The issue's first paper, by Yuliya Baranova, Zijun Liu and Joseph Noss from the Bank of England, finds that a reduction in the willingness of market participants to act as intermediaries in collateral markets will likely lead to adverse consequences for market functioning and financial stability.

Our second paper is from the Reserve Bank of Australia and is one of the first to estimate the collateral reuse rate in Australia via a survey on collateral activity. The authors, Belinda Cheung, Mark Manning and Angus Moore, find that the reuse rate is lower now, in 2016, than it was in 2014.

The third paper in the issue, from Alexander Müller, Jan Paulick, Jan Fichtner and Hubert Wittenmayer from Deutsche Bundesbank, provides a snapshot of collateral submitted from 2008 to 2016 via different mobilization channels, and summarizes how submission of collateral shifted during times of crisis and then again due to monetary policy decisions.

The issue's fourth paper, from Manmohan Singh, reiterates that collateral does not flow through a vacuum; it needs (on- or off-) balance sheet space to move within the financial system, and ad hoc allocation of balance sheet space by central banks is not conducive to monetary policy transmission.

In the past few years, in several dissertations (including job market papers) and policy papers, researchers have tried to provide macro-foundations for the financial plumbing of the market. An example is our fifth paper by Ameya Muley from the MIT economics department (it forms part of his dissertation) and it provides the theory behind the plumbing, concluding that when central banks remove good collateral from the market this leads to lower investment and lower aggregate output in the economy.

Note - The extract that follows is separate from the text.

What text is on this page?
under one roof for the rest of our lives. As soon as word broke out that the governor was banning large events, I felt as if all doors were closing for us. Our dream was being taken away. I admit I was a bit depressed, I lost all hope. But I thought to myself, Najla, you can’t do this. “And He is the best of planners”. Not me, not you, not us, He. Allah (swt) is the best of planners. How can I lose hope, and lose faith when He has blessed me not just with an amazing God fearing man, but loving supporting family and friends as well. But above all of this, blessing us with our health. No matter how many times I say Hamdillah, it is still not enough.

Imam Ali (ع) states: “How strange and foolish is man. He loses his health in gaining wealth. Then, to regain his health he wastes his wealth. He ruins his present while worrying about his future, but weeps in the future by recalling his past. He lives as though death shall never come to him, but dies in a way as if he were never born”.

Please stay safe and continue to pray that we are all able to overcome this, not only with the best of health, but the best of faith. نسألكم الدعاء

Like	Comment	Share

Thus, from a policy perspective, exhausting policy rates first (including below-zero rates) may be more effective than siloing good collateral when scarce.

The issue's final paper is from Charles M. Kahn and Hyejin Park from the University of Illinois at Urbana-Champaign. The authors model the asymmetry between collateral values to the parties in the collateral chain: a reason why hedge funds resort to rehypothecation of their assets with their prime broker rather than an outright sale in the market to fund their positions. In this more analytical paper it is highlighted that collateral reuse can be socially beneficial if the costs of misallocation are not significant.

I hope the readers of The Journal of Financial Market Infrastructures will attempt to journey into uncharted waters, especially since global financial markets are currently truly at a crossroads.